Guyana Stores Limited (GSL) has paid the Guyana Revenue Authority (GRA) “a few hundreds of millions,” Commissioner-General Godfrey Statia says and discussions are ongoing on how the remainder of its $3.8 billion tax debt will be paid.

The debt is the result of the Caribbean Court of Justice (CCJ) ruling against GSL’s constitutional challenge to the 2% minimum corporation tax applied by the GRA under the Fiscal Enactments (Amendment) Act.

GSL was given two extensions to make its payments to the GRA since the March ruling and Statia confirmed yesterday that it was yet to make the full payment.

However, he said that discussions are currently ongoing and he could only say at this point in time that the company has paid “a few hundreds of millions.”

He said that they still have to engage them on the payments of the outstanding sum and they want to finish up the discussions by the end of this month. “We have to respond to a request from them and I can’t say what it is but they have made a proposal which is under active consideration. But in the meantime, they have paid some money,” he said.

Godfrey Statia

Stabroek News tried last week to get a comment from Tony Yassin – one of the co-owners of the company – to not avail. Yassin had related that he has no more pronouncements to make on the issue.

Yassin had told Stabroek News in March that the company would be opened to coming to a “reasonable” settlement with the GRA.

“Well, we are a retail company and I can’t say we don’t have any problem repaying. This is a lot of money and we will work out whatever arrangement they come up with,” Yassin had said, while reiterating that the company would have no choice but to follow whatever agreement it arrived at with GRA.

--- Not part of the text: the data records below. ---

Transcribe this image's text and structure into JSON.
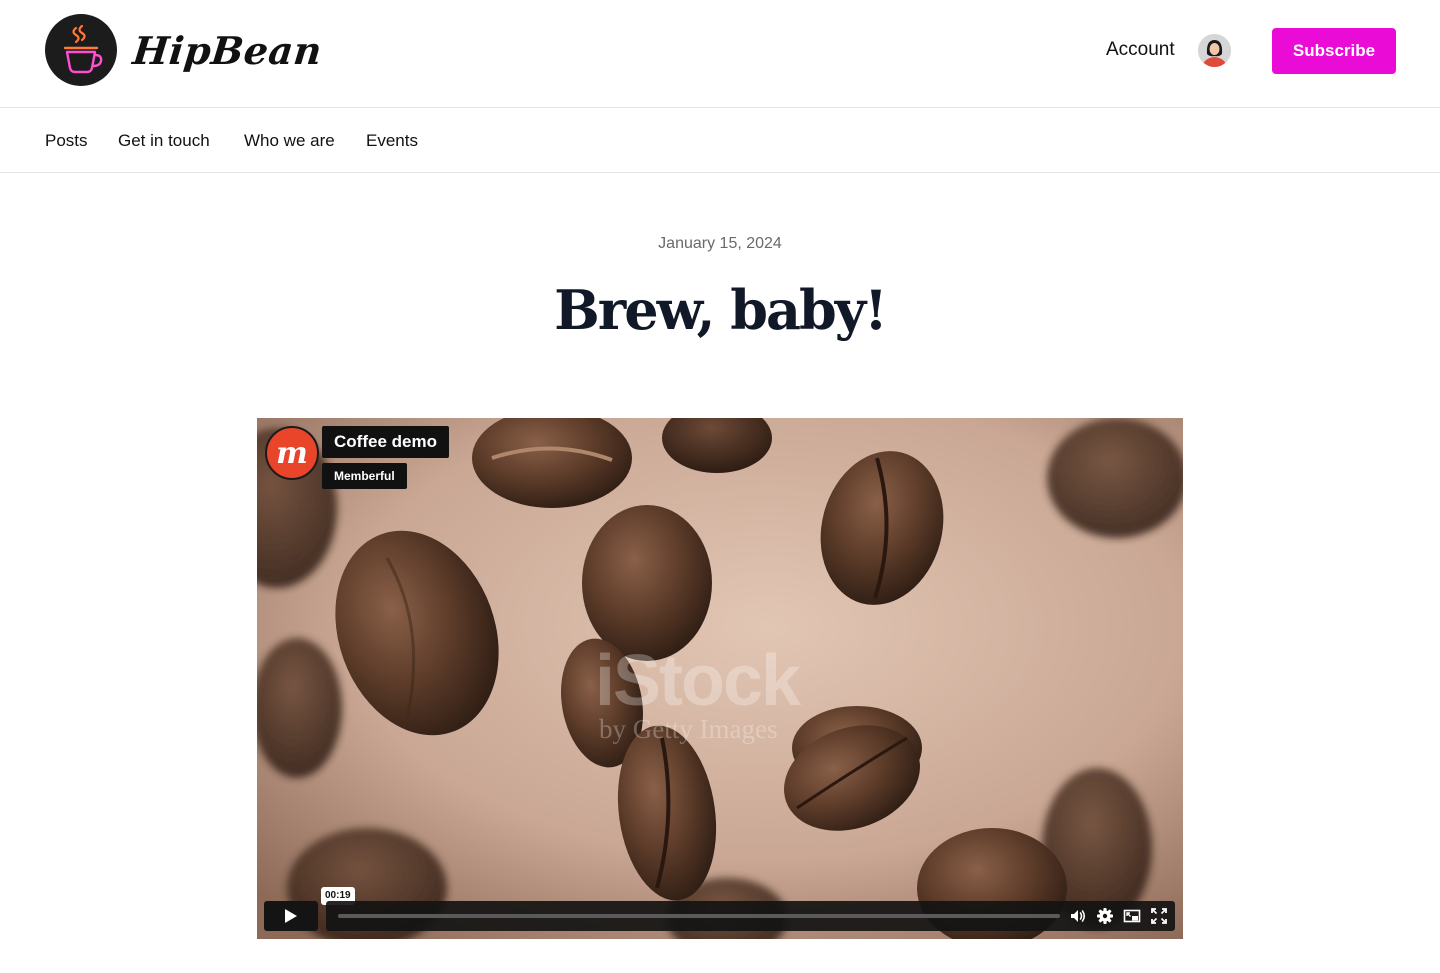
{
  "brand": {
    "name": "HipBean"
  },
  "header": {
    "account_label": "Account",
    "subscribe_label": "Subscribe"
  },
  "nav": {
    "items": [
      {
        "label": "Posts"
      },
      {
        "label": "Get in touch"
      },
      {
        "label": "Who we are"
      },
      {
        "label": "Events"
      }
    ]
  },
  "post": {
    "date": "January 15, 2024",
    "title": "Brew, baby!"
  },
  "video": {
    "title": "Coffee demo",
    "channel": "Memberful",
    "channel_logo_letter": "m",
    "current_time": "00:19",
    "watermark": "iStock",
    "watermark_sub": "by Getty Images",
    "progress": 0
  },
  "colors": {
    "accent": "#ea0bd6",
    "channel_logo": "#e8452a"
  },
  "icons": [
    "coffee-cup-logo-icon",
    "avatar-icon",
    "play-icon",
    "volume-icon",
    "settings-gear-icon",
    "picture-in-picture-icon",
    "fullscreen-icon"
  ]
}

The court told GSL that it should have utilised the specialised procedure provided under the Income Tax Act to challenge the GRA, rather than bring claims for constitutional relief in matters where not only was an alternative remedy available but that remedy was the natural and statutorily provided recourse. To do otherwise, it argued, was “an abuse of process.”

GSL received a demand, dated May, 2012 from the then GRA Commissioner-General Khurshid Sattaur for the sum of $3,811,346,397 in unpaid taxes and chose to institute proceedings in the courts of Guyana.

Having lost at both the High Court and Appellate Court, GSL appealed the matter at the level of the CCJ, which has now dismissed GSL’s appeal and ordered the company to pay costs to the three Respondents: the Attorney General, the Revenue Authority and the Commissioner-General.